Bekannte deutsche Gewerkschafter und Sozialdemokraten werden durch die Carl-Legien-Straße, die Hans-Böckler-Straße oder den Otto-Brenner-Platz bewusst gemacht. An andere national renommierte SPDler wird in der Scheidemannstraße (Kanzler und „Ausrufer“ der ersten deutschen Republik 1918), am Adolf-Reichwein-Platz (Pädagoge, Widerstandskämpfer und Namensgeber der ehemaligen Pädagogischen Hochschule), in der Julius-Leber-Straße (wie Reichwein ebenfalls 1944 von den Nazis hingerichteter Widerstandskämpfer) und in der Ernst-Reuter-Straße (Berliner Bürgermeister) erinnert.
Last not least: Zahlreiche Straßen und Plätze sind natürlich auch Osnabrücker Sozialdemokraten gewidmet. SPD-Widerstandskämpfer, die in der Nazizeit ins KZ deportiert und ermordert wurden, finden sich in den Bezeichnungen Fritz-Szalinski-Hof, Heinrich-Groos-Straße und Wilhelm-Mentrup-Weg. An populäre frühere Oberbürgermeister erinnern die Wilhelm-Kelch- und die Ernst-Weber-Straße. An den rund 40 Jahre als SPD-Ratsfraktionsvorsitzenden amtierenden und Landtagsabgeordneten Walter Haas denkt man in einer nach ihm benannte Straße. In Sutthausen wurde der dort aktive Sozialdemokrat Adolf Staperfeld per Straßenschild verewigt.

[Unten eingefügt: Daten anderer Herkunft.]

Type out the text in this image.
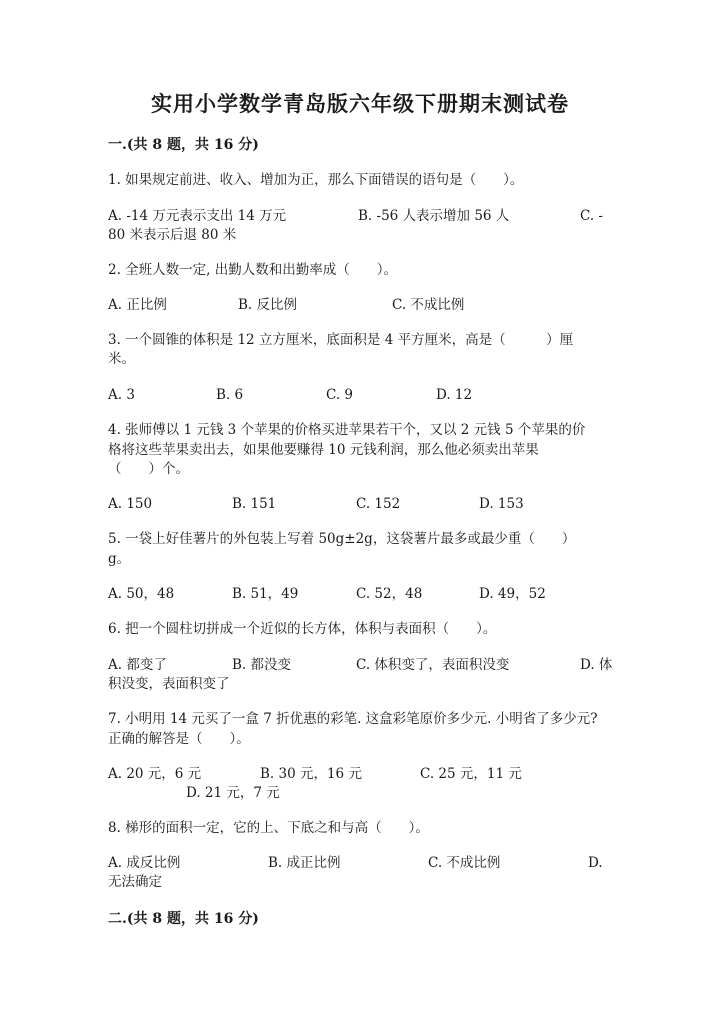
实用小学数学青岛版六年级下册期末测试卷
一.(共 8 题，共 16 分)
1. 如果规定前进、收入、增加为正，那么下面错误的语句是（　　）。
A. -14 万元表示支出 14 万元	B. -56 人表示增加 56 人	C. -
80 米表示后退 80 米
2. 全班人数一定, 出勤人数和出勤率成（　　）。
A. 正比例	B. 反比例	C. 不成比例
3. 一个圆锥的体积是 12 立方厘米，底面积是 4 平方厘米，高是（　　　）厘
米。
A. 3	B. 6	C. 9	D. 12
4. 张师傅以 1 元钱 3 个苹果的价格买进苹果若干个，又以 2 元钱 5 个苹果的价
格将这些苹果卖出去，如果他要赚得 10 元钱利润，那么他必须卖出苹果
（　　）个。
A. 150	B. 151	C. 152	D. 153
5. 一袋上好佳薯片的外包装上写着 50g±2g，这袋薯片最多或最少重（　　）
g。
A. 50，48	B. 51，49	C. 52，48	D. 49，52
6. 把一个圆柱切拼成一个近似的长方体，体积与表面积（　　）。
A. 都变了	B. 都没变	C. 体积变了，表面积没变	D. 体
积没变，表面积变了
7. 小明用 14 元买了一盒 7 折优惠的彩笔. 这盒彩笔原价多少元. 小明省了多少元?
正确的解答是（　　）。
A. 20 元，6 元	B. 30 元，16 元	C. 25 元，11 元
D. 21 元，7 元
8. 梯形的面积一定，它的上、下底之和与高（　　）。
A. 成反比例	B. 成正比例	C. 不成比例	D.
无法确定
二.(共 8 题，共 16 分)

Beachtlich klingen diese 19 Namen in der Aufzählung. Doch in der Relation sieht es viel bescheidener aus: Das Osnabrücker Straßenverzeichnis verfügt über sage und schreibe 1.416 Eintragungen, darunter etliche Benennungen nach Schlachtennamen, Kaisern und Königen, vermeintlichen Kriegshelden, Volksunterdrückern und erklärten Nicht- oder sogar Antidemokraten. Ein gutes Prozent der Straßennamen für Sozialdemokraten, die zeitlos für Frieden, Menschenrechte und soziale Gerechtigkeit einstanden, sind da wohl eher ein Anfang. In der „Warteliste“ für künftige Benennungen stehen deshalb unter anderem bedeutende SPD-Genossinnen wie die Pädagogik-Professorin und Reichstagsabgeordnete Anna Siemsen sowie die erste SPD-Landtagsabgeordnete Alwine Wellmann. Die „Verfassungsväter“ Otto Vesper und Hans Wunderlich werden gemäss eines Kulturausschuss-Beschlusses vom April 2000 Namensgeber für zwei Strassen in einem neuen Wohnbereich in Hellern.
Das nächste Geschichtsbuch der Osnabrücker SPD darf hoffentlich über eine durch weitere sozialistische Persönlichkeiten bereicherte Straßenliste berichten..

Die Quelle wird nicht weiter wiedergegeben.